(BIVN) – On Friday, the final Drought Information Statement was issued by the National Weather Service in Honolulu, at least until severe drought returns to the main Hawaiian Islands.
“Above average rainfall during September, which included the impact of Tropical Storm Olivia, brought continued relief to the remaining leeward areas still affected by drought conditions,” the National Weather Service stated. “Thus, severe drought, or the D2 category on the U.S. Drought Monitor Map, has eased to moderate drought, or the D1 category over the lower leeward slopes of west Maui and the South Kohala and North Kona Districts of the Big Island. It is expected that even these remaining D1 areas will be removed soon as vegetation continues to recover.”
Pastures and general vegetation over the lower elevations of the South Kohala and North Kona Districts have been improving, and it is expected that drought conditions will soon be completely eliminated, the NWS statement says.
“Data from the U.S. Geological Survey indicated that most of the monitored streams across the state had flow levels in the above normal to high flow percentile classes,” the Drought Information Statement says. “Based on the precipitation outlook, flow levels are expected to decrease by late 2018.”
A transition to El Niño conditions still looms on the horizon.

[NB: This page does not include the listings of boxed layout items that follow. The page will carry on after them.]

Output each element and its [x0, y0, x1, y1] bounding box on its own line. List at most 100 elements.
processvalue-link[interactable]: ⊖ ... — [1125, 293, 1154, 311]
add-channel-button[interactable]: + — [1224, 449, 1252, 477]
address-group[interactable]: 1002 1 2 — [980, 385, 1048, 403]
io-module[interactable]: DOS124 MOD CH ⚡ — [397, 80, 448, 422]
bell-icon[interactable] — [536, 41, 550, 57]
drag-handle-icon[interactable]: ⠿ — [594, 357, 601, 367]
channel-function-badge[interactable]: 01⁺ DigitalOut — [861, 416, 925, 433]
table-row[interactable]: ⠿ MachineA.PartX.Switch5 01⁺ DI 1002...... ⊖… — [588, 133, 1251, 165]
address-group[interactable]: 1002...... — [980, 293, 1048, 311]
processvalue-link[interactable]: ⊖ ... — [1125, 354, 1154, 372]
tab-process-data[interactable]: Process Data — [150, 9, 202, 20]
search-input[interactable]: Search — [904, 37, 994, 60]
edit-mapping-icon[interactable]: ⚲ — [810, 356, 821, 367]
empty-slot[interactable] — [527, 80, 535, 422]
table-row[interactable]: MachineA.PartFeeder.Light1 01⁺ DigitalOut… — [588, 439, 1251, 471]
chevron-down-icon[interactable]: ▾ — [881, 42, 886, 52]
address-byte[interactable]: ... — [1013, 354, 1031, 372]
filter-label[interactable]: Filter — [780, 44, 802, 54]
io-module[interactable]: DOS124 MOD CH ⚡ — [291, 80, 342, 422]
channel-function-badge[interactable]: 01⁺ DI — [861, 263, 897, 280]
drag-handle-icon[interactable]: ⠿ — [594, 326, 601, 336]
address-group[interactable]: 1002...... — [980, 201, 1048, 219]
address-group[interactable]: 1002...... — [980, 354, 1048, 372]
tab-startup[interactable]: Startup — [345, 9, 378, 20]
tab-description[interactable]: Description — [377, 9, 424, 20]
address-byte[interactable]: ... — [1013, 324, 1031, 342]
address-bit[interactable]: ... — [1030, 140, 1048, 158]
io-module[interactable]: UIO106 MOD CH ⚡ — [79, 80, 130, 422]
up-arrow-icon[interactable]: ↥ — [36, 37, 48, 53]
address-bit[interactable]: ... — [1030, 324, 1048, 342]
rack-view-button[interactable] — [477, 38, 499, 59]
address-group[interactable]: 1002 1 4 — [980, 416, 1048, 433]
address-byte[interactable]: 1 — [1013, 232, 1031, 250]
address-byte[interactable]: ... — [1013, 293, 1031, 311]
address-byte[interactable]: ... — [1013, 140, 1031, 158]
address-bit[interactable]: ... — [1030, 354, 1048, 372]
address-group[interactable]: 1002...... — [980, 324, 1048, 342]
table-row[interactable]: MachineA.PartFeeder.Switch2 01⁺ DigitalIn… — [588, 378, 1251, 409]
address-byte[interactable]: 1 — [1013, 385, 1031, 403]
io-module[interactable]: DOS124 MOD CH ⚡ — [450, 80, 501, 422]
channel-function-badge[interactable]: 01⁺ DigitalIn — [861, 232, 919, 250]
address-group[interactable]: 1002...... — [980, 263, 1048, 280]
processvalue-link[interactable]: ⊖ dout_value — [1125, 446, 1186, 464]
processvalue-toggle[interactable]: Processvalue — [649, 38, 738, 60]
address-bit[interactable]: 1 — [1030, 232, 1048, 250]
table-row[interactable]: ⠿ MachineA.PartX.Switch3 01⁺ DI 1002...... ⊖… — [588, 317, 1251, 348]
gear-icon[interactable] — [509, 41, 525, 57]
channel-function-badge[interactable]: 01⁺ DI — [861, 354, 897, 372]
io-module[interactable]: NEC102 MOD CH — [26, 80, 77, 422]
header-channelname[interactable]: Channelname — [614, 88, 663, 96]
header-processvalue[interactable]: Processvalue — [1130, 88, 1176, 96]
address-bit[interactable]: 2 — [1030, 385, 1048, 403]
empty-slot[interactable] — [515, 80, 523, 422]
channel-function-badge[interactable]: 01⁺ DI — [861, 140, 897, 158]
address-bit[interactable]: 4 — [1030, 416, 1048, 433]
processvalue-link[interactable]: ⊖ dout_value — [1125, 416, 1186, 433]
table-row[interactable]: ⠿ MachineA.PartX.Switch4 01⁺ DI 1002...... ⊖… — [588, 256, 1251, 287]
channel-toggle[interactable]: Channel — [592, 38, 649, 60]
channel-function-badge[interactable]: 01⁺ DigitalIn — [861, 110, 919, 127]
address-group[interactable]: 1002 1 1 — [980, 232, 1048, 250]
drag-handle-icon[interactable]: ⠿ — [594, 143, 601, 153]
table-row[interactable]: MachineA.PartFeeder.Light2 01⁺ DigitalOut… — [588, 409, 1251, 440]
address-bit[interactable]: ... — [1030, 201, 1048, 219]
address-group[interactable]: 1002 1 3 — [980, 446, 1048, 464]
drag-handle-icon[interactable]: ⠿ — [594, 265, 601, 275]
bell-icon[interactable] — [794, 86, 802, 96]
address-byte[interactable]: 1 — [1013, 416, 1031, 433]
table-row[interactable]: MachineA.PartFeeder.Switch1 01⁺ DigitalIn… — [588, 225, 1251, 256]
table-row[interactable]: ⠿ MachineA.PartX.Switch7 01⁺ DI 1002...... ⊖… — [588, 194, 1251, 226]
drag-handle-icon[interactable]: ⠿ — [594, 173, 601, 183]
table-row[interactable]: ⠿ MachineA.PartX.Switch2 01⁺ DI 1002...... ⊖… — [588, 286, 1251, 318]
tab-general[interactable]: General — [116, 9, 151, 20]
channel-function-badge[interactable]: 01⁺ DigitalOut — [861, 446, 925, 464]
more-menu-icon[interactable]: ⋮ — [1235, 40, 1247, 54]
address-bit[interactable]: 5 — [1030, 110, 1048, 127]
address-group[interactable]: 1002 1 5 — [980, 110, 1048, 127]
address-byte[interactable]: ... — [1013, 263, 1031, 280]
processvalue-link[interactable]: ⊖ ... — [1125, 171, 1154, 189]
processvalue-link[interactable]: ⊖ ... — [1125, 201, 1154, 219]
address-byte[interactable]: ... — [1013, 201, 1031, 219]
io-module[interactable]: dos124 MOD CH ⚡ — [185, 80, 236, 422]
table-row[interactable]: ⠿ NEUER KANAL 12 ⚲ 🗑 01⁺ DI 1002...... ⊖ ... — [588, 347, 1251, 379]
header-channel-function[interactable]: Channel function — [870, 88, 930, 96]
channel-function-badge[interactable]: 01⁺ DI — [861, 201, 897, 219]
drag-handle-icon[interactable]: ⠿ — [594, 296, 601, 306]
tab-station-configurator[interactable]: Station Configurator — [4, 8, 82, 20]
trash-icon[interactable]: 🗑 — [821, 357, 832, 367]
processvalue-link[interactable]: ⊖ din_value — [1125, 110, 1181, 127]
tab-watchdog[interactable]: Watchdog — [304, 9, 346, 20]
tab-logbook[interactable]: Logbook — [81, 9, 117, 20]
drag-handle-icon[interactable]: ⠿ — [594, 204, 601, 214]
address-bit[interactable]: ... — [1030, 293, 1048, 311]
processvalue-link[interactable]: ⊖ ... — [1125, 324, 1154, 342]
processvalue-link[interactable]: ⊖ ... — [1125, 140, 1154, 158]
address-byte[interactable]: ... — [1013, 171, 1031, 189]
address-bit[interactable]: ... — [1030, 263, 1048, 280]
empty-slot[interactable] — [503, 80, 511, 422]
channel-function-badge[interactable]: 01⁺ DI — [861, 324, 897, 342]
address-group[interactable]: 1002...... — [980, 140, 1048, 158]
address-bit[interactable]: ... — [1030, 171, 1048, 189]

According to the NOAA Climate Prediction Center, “ENSO-neutral conditions are present in the Pacific Ocean but probabilities favor a transition to El Nino conditions by the end of 2018.” As a result, probabilities favor below normal rainfall for the upcoming winter and spring months.
The forecasted persistence of above average sea surface temperatures around the Hawaiian Islands should also keep temperatures across the entire state above normal into early 2019, NOAA says.